Media intimidation in the country has manifested itself through a number of ways. There are newspapers and online television stations which have been temporarily warned and others closed.
But what is of concern is the new trend in which private media has found itself operating in shoe string budgets because advertisers have shunned them.
Government had stated clearly that under its cost cutting initiatives, many organisations, including the media, might not be getting usual kind of business they used to do with the state.
As a result, many media organisations has embarked on downsizing as a way of managing their costs to ensure that they remain afloat in the turbulent waters. But others have closed down altogether. In either case, hundreds of journalists and other workers have been left jobless, adding to worsening unemployment rates in the country.
On the other hand, a recent incident in which Twaweza was barred from holding a press conference to release results of a research on media operations provides some of clues to recent reports launched in Nairobi about state of the media in Tanzania.
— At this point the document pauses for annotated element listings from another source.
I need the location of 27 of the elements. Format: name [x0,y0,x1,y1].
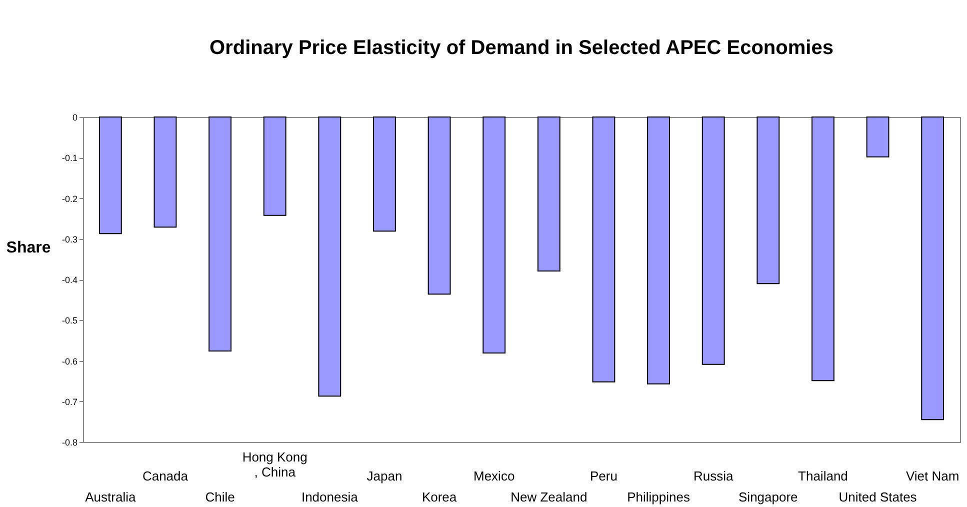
chart-title: Ordinary Price Elasticity of Demand in Selected APEC Economies [210,37,834,59]
x-tick-label: Hong Kong, China [242,450,308,480]
x-tick-label: United States [838,490,918,504]
x-tick-label: Mexico [474,468,515,484]
y-tick-label: -0.7 [62,396,78,407]
x-tick-label: Russia [693,468,734,484]
x-tick-label: Korea [422,490,458,504]
x-tick-label: Chile [205,490,235,504]
y-tick-label: -0.3 [62,234,78,244]
y-tick-label: -0.1 [62,153,78,164]
x-tick-label: Peru [590,468,618,484]
x-tick-label: Philippines [627,490,690,504]
x-tick-label: Indonesia [301,490,359,504]
x-tick-label: Canada [142,468,189,484]
y-tick-label: -0.5 [62,316,78,326]
x-tick-label: New Zealand [510,490,588,504]
y-tick-label: 0 [72,112,78,122]
y-axis-title: Share [6,240,51,256]
x-tick-label: Australia [85,490,136,504]
x-tick-label: Japan [366,468,402,484]
y-tick-label: -0.2 [62,194,78,204]
y-tick-label: -0.4 [62,275,78,285]
x-tick-label: Viet Nam [906,468,960,484]
x-tick-label: Thailand [798,468,848,484]
y-tick-label: -0.6 [62,356,78,366]
y-tick-label: -0.8 [62,438,78,448]
x-tick-label: Singapore [738,490,798,504]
I say some of the clues because we are yet to hear from the other side with regard to the reports which showed that of late laws have been used to gag the media.
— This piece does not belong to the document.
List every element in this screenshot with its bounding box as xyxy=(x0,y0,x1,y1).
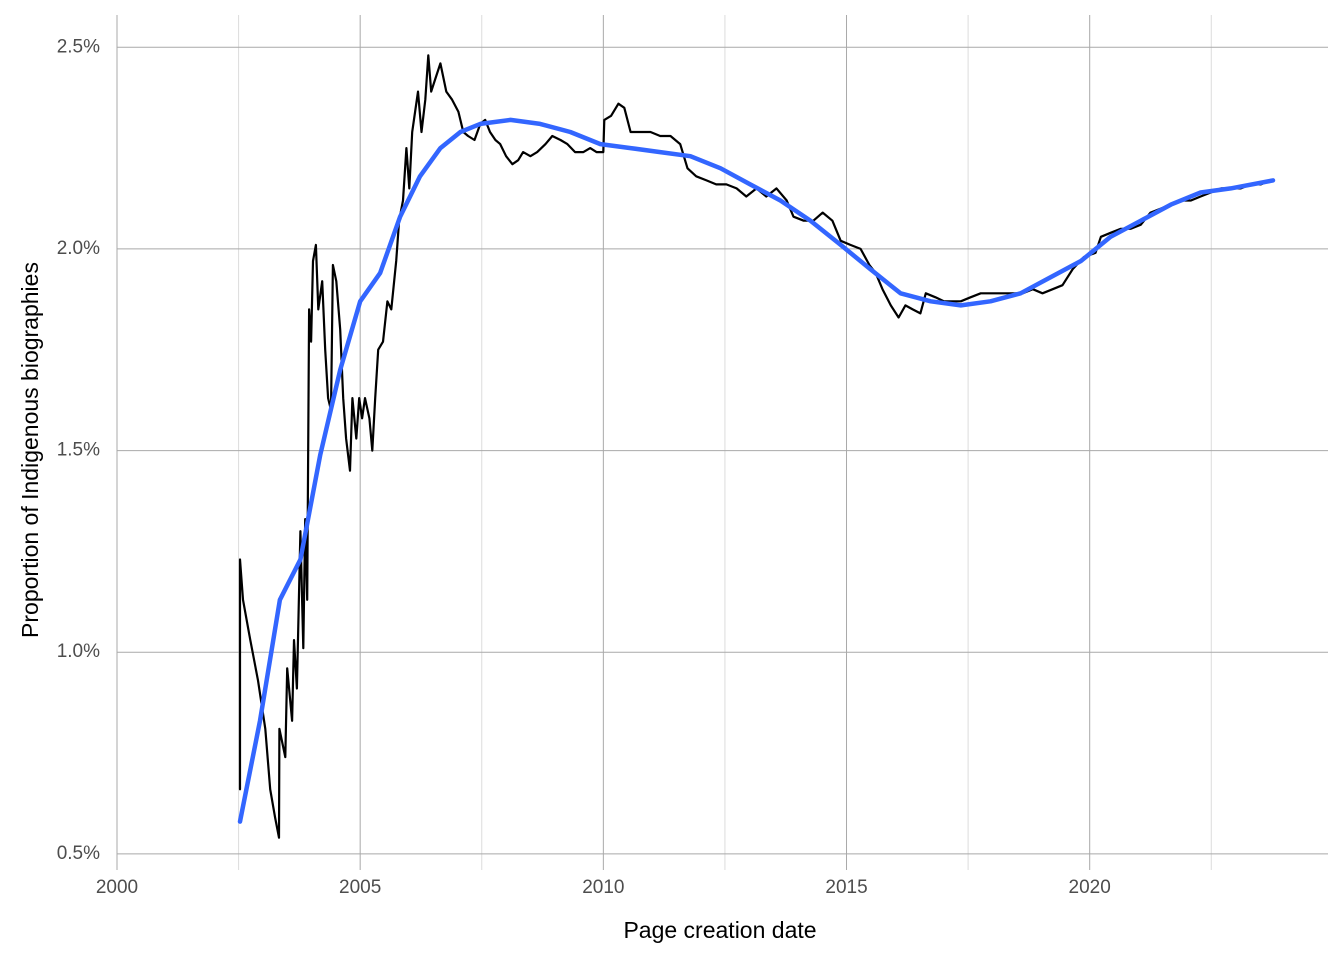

A keen follower of media operations in the country might have realized by now that there is a kind of double standards in controlling the so called fourth estate in the country. And this results from looking at how the authorities have been applying the laws and regulations in ensuring that media tread in a straight line legally.
While authorities have been steadfast in acting against media outlets when they appear to publish something perceived to be against the laws or regulations, but in a number of incidents no actions had been taken when some media outlets openly and blatantly attacked some individuals.
We have been taught that the law should not be biased for it to be competent. In this case, the law might not be bias but its application seems to be.
As noted earlier, after seeing what is happening to some media on the advertisement front and the temporary bans, some media have resorted to self-censorship.
The pressure which has been put on media, has made even other groups such as politicians, opinion makers and civil society also afraid.
In order not to contradict laws which they might not be aware of, these groups have decided to remain with their views and news ideas.
At times, a journalist may find a big story he will not follow it up for fear of intimidation. Imagine if that story concerns a huge scandal in which billions of shillings of public money have been embezzled!
Many editors are afraid to hire journalists from media organisations which have been banned for fear of ‘buying a case’ which is not of their making.
But if we think that this situation affects not only the media, we should think twice. This is because in reality this situation affects not only the media but the government and the public at large.
We all know that for a society to make informed decisions, they should to know what is happening around them and around the world if possible.
Media is the traditional means of informing the public on what is happening within and outside the societies.
Sometimes we hear government officials complaining that the government has done so many things but media has shunned from publicizing the.
How can journalists and media do this freely if what to report is not governed by the legal and ethical framework but personal whims?
As a result, many people have remained on a dark over what their government has accomplished while on the other hand the government is not aware of what the people are thinking about its performance.
Peter Nyanje is media consultant based in Dar es Salaam.